Ontario EHR Governance Arrives…
I had previously written on the subject of electronic health records here, as well as about their governance here. The latter post was about the state of EHR governance in Ontario, especially when one considers legislative developments in Alberta and BC. It seems that the current Liberal government has decided to address the issue with the introduction of Bill 78, the Electronic Personal Health Information Protection Act 2013.
The stated objective of the legislation is to authorize and facilitate the sharing of personal health information (“PHI”) in connection with the provision and management of health care. The bill, introduced in May, hasn’t made it to second reading yet so the timing of its eventual application to health information systems in Ontario remains to be determined.
The bill will amend the Personal Health Information Protection Act, 2004 by adding a new Part V.1. There’s a lot in the bill and I don’t propose to go through the details but it does deal with the custodianship of personal information in a electronic health record (“EHR”) and sets out a series of obligations for (i) prescribed organizations, (ii) health information custodians that submit PHI to an EHR and (iii) those that access PHI in an EHR.
Bill 78 also proposes an advisory committee that is to make recommendations in relation to EHRs; provides new powers of the Information and Privacy Commissioner in relation to prescribed organizations; and, intriguingly, provides authority for the Ministry to require custodians and classes of custodians to submit PHI to prescribed organizations for the purposes of an EHR. I’ll come back to these bolded items later.
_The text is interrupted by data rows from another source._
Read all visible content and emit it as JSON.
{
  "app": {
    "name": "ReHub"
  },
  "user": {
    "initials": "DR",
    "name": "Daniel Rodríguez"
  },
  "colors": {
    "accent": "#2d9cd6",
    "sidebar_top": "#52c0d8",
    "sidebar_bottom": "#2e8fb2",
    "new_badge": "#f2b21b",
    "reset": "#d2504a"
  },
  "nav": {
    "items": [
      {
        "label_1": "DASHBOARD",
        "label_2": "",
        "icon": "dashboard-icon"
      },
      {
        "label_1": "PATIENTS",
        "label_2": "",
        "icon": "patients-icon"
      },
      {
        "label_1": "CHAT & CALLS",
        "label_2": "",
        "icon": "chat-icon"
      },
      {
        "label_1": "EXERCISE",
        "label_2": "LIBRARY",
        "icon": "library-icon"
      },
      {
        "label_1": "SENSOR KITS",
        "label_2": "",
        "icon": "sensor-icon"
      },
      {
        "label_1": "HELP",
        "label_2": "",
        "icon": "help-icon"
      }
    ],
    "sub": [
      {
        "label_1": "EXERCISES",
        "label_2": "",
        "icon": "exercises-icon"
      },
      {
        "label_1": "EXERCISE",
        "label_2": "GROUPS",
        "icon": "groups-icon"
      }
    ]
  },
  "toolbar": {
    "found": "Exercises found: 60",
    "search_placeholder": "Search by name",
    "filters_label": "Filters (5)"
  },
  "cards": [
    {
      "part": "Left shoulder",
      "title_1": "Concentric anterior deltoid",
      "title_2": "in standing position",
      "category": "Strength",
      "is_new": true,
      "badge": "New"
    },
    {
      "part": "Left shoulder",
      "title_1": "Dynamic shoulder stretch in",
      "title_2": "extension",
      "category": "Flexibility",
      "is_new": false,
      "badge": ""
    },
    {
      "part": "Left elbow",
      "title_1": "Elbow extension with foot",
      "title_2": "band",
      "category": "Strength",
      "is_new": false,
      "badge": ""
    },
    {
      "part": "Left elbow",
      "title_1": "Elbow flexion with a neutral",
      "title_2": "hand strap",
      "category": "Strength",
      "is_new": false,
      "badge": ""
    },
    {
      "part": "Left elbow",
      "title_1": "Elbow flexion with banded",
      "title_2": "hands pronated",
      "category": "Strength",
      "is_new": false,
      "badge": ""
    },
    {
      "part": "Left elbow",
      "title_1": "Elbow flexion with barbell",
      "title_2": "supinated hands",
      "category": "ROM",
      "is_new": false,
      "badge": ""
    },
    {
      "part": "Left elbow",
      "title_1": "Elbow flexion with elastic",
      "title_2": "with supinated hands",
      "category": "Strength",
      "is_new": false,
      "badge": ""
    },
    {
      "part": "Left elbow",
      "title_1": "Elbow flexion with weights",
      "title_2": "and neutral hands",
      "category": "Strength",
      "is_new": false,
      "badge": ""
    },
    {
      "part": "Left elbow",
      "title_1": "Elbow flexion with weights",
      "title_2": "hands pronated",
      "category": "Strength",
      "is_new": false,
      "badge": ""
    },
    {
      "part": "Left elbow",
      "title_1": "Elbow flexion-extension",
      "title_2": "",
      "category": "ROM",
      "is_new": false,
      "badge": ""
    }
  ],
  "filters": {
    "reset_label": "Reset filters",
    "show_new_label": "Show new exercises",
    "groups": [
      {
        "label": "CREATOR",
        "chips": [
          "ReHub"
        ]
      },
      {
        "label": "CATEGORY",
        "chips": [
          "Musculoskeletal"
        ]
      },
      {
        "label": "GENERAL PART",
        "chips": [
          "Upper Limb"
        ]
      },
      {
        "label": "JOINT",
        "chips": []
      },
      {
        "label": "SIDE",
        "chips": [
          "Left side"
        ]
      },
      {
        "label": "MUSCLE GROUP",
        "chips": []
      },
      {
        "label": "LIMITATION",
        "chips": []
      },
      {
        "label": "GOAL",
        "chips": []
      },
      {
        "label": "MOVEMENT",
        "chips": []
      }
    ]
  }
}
There is a general prohibition on health information custodians collecting PHI from an EHR maintained by a prescribed organization, except for providing healthcare or eliminating a risk of harm to the subject individual or others. A prescribed organization is required to exercise a series of enumerated functions with respect to it’s electronic health record, and must comply with about two dozen specific requirements in creating or maintaining an EHR.
The “lockbox” concept is extended to allow patients to block PHI from being accessed by a specific healthcare provider. This is qualified to allow disclosure of alerts about potentially harmful medication interactions, as long as the information that is subject to the directive is not provided, as well as disclosures that eliminate or reduce significant risk of harm to the patient or others.
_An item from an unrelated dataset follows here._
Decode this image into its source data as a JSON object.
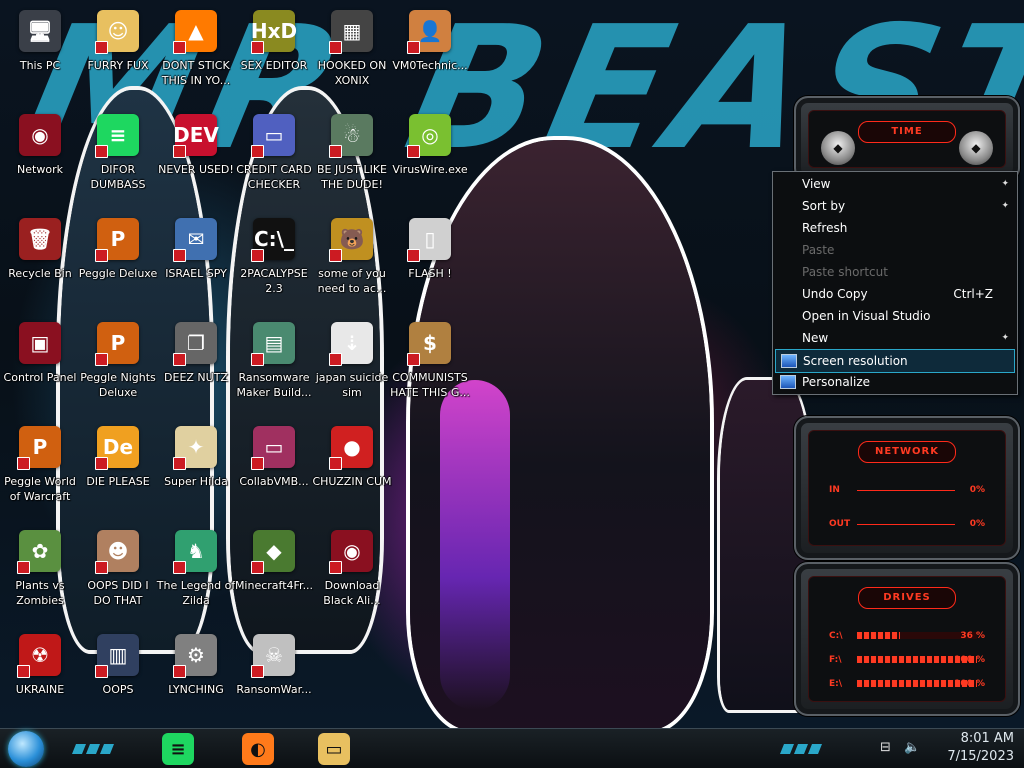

Breaches of privacy would require notification by the prescribed entity to the health information custodian that submitted the affected PHI to the EHR and the IPC. Liability on conviction of an offense increases to $100,000 for an individual and up to $500,000 for an organization.
It will be interesting to see the composition of the advisory committee and the extent of its influence in EHR governance. One might argue that it would be better if the Committee had a formal rather than an advisory role in the collection and use of personal health information. The government will have greater access to PHI and a “watchdog” function would provide a balancing influence. That may still happen but a constructive improvement would be to emulate BC’s approach where the legislative expressly provides for a broader stakeholder membership and includes members of the public.
Similarly, authority…to require custodians…to submit PHI to prescribed organizations for the purposes of an EHR, has an Orwellian pallor, especially since there is not yet a lot of explanation as to the purpose and objective of such information collection. Even the Ontario Hospital Association has noted that this aspect requires more clarity. It’s as if they built a provincial EHR, based on ’90s architecture, and now need to make it relevant in the 21st century by ensuring it holds PHI. It also leads one to speculate about a more interventionist personalization of healthcare in the future. But that’s getting ahead of ourselves on a topic that should be a subject of public policy and debate. How a requirement to submit PHI to “prescribed organizations” impacts primary healthcare and squares with the ethical obligations of healthcare providers remains to be seen.
Let’s hope Ontario MPPs explores these themes when the text of Bill 78 is further considered in the legislature.